Several workers are still unaccounted for, as the building was unstable and firefighters were initially unable to search for victims.
One witness, Kenneth Heath, called it "a big ball of fire" that was "a frightening thing to see."
Witnesses reported seeing debris flying as high as 400 feet into the air, and the smoke and debris could be seen on the radar screen at the local airport. As many as 37 workers, some of them badly burned, were taken to area hospitals.
The facility employs 255 people and is used to manufacture syringe plungers and intravenous (IV) fitments used for drug delivery systems and compounds rubber materials for distribution to other West manufacturing locations.
Don Morel, president and CEO, West Pharmaceutical Services, admitted to being "stunned by the news" of the incident, adding, "Our overriding concern lies with the well-being and safety of our employees, their loved ones and the surrounding community. We are in the process of gathering information and will issue a more comprehensive statement when we have the facts to share."
The cause of the explosion was not immediately known, and the U.S. Chemical Safety Board (CSB) is investigating along with the North Carolina Department of Labor and the company.

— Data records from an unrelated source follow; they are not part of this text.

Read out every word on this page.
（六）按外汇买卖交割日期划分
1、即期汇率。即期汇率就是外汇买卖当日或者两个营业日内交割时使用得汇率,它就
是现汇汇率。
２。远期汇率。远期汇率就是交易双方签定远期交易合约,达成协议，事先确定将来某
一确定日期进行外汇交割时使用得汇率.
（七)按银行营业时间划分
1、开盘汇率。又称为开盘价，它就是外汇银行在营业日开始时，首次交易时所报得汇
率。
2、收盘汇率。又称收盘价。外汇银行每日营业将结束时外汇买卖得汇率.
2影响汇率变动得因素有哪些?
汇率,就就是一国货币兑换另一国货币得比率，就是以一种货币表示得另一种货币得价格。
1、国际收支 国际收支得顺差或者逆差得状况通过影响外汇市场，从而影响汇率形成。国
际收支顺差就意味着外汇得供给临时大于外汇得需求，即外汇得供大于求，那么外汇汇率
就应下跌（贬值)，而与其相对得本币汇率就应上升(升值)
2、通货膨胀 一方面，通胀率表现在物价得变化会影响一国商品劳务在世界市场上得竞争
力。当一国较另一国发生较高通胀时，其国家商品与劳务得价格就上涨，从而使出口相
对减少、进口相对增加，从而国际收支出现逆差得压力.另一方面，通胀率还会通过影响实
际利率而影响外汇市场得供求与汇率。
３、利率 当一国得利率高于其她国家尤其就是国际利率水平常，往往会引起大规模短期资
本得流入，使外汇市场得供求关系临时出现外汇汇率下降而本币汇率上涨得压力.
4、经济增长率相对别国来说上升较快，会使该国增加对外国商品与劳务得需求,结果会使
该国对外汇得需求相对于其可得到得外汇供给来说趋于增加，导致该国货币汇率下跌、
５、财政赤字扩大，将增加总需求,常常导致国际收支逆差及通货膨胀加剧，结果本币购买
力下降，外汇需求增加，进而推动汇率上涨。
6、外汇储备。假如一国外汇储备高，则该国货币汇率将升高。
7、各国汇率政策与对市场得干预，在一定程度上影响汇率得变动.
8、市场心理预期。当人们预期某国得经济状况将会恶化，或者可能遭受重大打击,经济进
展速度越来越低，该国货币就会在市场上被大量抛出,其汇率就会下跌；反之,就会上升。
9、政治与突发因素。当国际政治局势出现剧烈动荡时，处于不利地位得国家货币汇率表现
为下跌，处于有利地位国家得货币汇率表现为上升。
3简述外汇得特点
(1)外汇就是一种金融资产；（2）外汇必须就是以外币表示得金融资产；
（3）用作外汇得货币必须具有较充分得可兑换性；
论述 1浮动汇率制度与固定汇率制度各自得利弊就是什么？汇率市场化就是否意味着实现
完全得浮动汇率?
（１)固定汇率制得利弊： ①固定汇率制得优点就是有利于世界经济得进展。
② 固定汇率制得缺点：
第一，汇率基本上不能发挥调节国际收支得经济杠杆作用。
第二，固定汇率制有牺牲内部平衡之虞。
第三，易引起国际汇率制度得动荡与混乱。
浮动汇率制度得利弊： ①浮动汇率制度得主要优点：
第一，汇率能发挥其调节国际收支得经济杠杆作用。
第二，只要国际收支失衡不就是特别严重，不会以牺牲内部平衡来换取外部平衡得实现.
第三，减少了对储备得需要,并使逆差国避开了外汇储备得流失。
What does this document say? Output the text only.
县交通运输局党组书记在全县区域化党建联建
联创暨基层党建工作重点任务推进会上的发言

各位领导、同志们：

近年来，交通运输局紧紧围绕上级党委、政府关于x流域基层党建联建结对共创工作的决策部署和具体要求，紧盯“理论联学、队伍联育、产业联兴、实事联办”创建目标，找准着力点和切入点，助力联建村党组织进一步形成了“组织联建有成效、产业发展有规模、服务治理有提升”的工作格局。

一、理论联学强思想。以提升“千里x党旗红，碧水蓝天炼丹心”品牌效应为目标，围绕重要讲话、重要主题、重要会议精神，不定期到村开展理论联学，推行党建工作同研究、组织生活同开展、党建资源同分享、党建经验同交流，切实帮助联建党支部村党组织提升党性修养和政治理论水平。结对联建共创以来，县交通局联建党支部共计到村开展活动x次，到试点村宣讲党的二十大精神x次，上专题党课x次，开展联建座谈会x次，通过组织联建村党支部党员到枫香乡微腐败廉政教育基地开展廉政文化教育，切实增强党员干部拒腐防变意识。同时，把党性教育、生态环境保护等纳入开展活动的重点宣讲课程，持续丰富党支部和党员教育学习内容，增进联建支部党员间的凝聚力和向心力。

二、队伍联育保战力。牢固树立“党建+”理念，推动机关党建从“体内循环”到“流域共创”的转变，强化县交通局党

CSB Chairperson Carolyn Merritt and a team of chemical accident investigators are en route to the scene. CSB Chief Operating Officer Charles Jeffress (former head of both North Carolina and federal OSHA) and Board Member Dr. Andrea Taylor, an industrial hygienist and public health specialist, are part of the CSB group, as well as Stephen Selk, a chemical engineer, who will head the field team.
"[The] explosion was extremely serious… and we will immediately begin investigating the cause of this tragedy. I offer my deep sympathies to those affected by this [event]," said Merritt.
The North Carolina Department of Labor Occupational Safety and Health Division cited the facility in October for 15 occupational safety and health violations, including one for failure to develop an emergency plan for chemical accidents. The agency issued seven serious citations, which means their was substantial probably that death or serious physical harm could result and the employer knew or should have known of the hazard. Other violations involved lockout/tagout, unguarded equipment and confined space entry. At this point, it is unknown if any of the safety hazards cited by Occupational Safety and Health Division contributed to the explosion or fire.
N.C. Labor Commissioner Cherie Berry said her department is "satisfied" with the company's response to the inspection. "We can't determine anything from [report about the October inspection] that would lead us to believe that had anything to do with what happened there."